Por essa razão, entre os palestinianos, há cada vez mais vozes a defenderem um Estado único, binacional. Esse cenário coloca Israel num dilema: ser um Estado judeu ou ser uma democracia? “Para ser um Estado judeu, Israel tem de ter uma forte maioria de judeus e, para tal, tem de abdicar de territórios e da população não judaica que aí vive”, explica o especialista. “Se Israel quiser manter os territórios, mas não quiser dar às populações não judaicas direitos cívicos e participação em eleições livres então será um Estado judeu mas não será democrático.”
“Se não acordarmos das ilusões da anexação [da Cisjordânia], perderemos a maioria judaica. É simples”, afirmou, recentemente, a ex-ministra israelita dos Negócios Estrangeiros e atual deputada Tzipi Livni, apologista da fórmula de dois Estados.
Os milagres da imigração
Se hoje Israel tem 8.500.000 habitantes, à época da criação do Estado não ia além dos 850.000. “Em 70 anos, a população cresceu dez vezes”, constata Sergio DellaPergola. “Mais de 3.500.000 deve-se à entrada de imigrantes, um contributo muito significativo para o aumento da população.”

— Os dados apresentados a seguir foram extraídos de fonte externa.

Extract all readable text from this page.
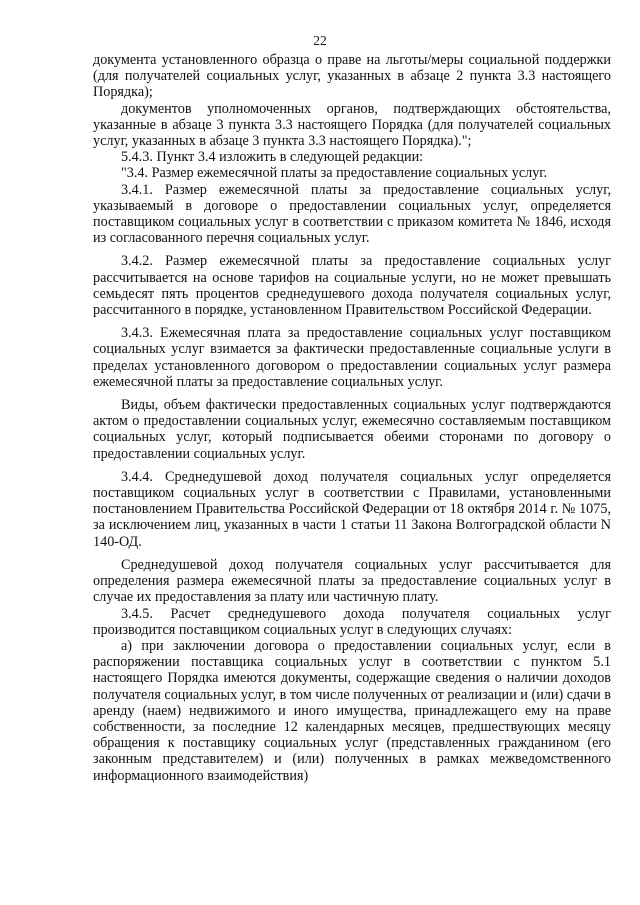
22

документа установленного образца о праве на льготы/меры социальной поддержки (для получателей социальных услуг, указанных в абзаце 2 пункта 3.3 настоящего Порядка);

документов уполномоченных органов, подтверждающих обстоятельства, указанные в абзаце 3 пункта 3.3 настоящего Порядка (для получателей социальных услуг, указанных в абзаце 3 пункта 3.3 настоящего Порядка).";

5.4.3. Пункт 3.4 изложить в следующей редакции:

"3.4. Размер ежемесячной платы за предоставление социальных услуг.

3.4.1. Размер ежемесячной платы за предоставление социальных услуг, указываемый в договоре о предоставлении социальных услуг, определяется поставщиком социальных услуг в соответствии с приказом комитета № 1846, исходя из согласованного перечня социальных услуг.

3.4.2. Размер ежемесячной платы за предоставление социальных услуг рассчитывается на основе тарифов на социальные услуги, но не может превышать семьдесят пять процентов среднедушевого дохода получателя социальных услуг, рассчитанного в порядке, установленном Правительством Российской Федерации.

3.4.3. Ежемесячная плата за предоставление социальных услуг поставщиком социальных услуг взимается за фактически предоставленные социальные услуги в пределах установленного договором о предоставлении социальных услуг размера ежемесячной платы за предоставление социальных услуг.

Виды, объем фактически предоставленных социальных услуг подтверждаются актом о предоставлении социальных услуг, ежемесячно составляемым поставщиком социальных услуг, который подписывается обеими сторонами по договору о предоставлении социальных услуг.

3.4.4. Среднедушевой доход получателя социальных услуг определяется поставщиком социальных услуг в соответствии с Правилами, установленными постановлением Правительства Российской Федерации от 18 октября 2014 г. № 1075, за исключением лиц, указанных в части 1 статьи 11 Закона Волгоградской области N 140-ОД.

Среднедушевой доход получателя социальных услуг рассчитывается для определения размера ежемесячной платы за предоставление социальных услуг в случае их предоставления за плату или частичную плату.

3.4.5. Расчет среднедушевого дохода получателя социальных услуг производится поставщиком социальных услуг в следующих случаях:

а) при заключении договора о предоставлении социальных услуг, если в распоряжении поставщика социальных услуг в соответствии с пунктом 5.1 настоящего Порядка имеются документы, содержащие сведения о наличии доходов получателя социальных услуг, в том числе полученных от реализации и (или) сдачи в аренду (наем) недвижимого и иного имущества, принадлежащего ему на праве собственности, за последние 12 календарных месяцев, предшествующих месяцу обращения к поставщику социальных услуг (представленных гражданином (его законным представителем) и (или) полученных в рамках межведомственного информационного взаимодействия)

Em 1950, apenas dois anos após a criação do Estado, Israel aprovou a Lei do Retorno que confere a “todos os judeus” o direito de irem para Israel com garantia imediata de cidadania. Fazer a “aliyah” — a viagem para Israel com o intuito de lá ficar — tornou-se, na mente de judeus de todo o mundo, um imperativo moral para alimentar o sonho sionista.
O impacto da imigração no Estado de Israel tem sido crucial para as estatísticas mas também para a qualidade da mão de obra que tem construído o país ao longo de décadas. “A imigração para Israel não foi seletiva, não mobilizou apenas as camadas mais baixas, mas todos os sectores sociais. Foi uma imigração muito motivada por situações negativas que afetaram todos os judeus independentemente do sítio onde viviam e sem distinção entre ricos e pobres, inteligentes e estúpidos”, defende Sergio DellaPergola. “Entre aqueles que foram para Israel, muitos eram peritos em tecnologia, sobretudo vindos da União soviética, e especialistas em muitas outras áreas, o que enriqueceu muito o capital humano de Israel. O país fez um progresso sócio-económico tremendo devido à imigração e à assimilação dos imigrantes.”
Rodeado de países árabes, o desafio de Israel começa dentro de portas, onde um quinto da população é árabe. “A taxa de fertilidade [número de filhos] de judeus e árabes não é muito diferente: os judeus têm em média 3,1 filhos e os árabes à volta de 3,2. Há uma motivação muito grande para se ter filhos, e não apenas junto dos sectores religiosos.”
Mas a maioria de judeus tende a sofrer uma erosão a cada ano que passa. “A população árabe é bastante mais jovem do que a judaica, logo há mais árabes que podem ter filhos. O crescimento anual dos judeus anda à volta de 1,5% a 1,8% e os árabes crescem a um ritmo de 2,5% a 2,8%. A diferença é de um ponto percentual, mas imaginemos que vamos a um banco e depositamos 100 euros a uma taxa de 1,5% ao ano e outros 100 a 2,5%? Ao fim de 10 anos, a diferença é considerável.”
O Expresso pergunta a Sergio DellaPergola se acha que o Governo de Benjamin Netanyahu é sensível às questões demográficas. O professor solta uma gargalhada antes de responder: “Não tenho a certeza. A atitude deles é dizerem que sabem que há um problema e que é importante, mas que há outros mais importantes, como o Irão, a Síria, o Líbano, Gaza. Por isso, dirão: ‘O melhor, por enquanto, é não se falar muito de demografia. Pensemos nisso noutro dia’.”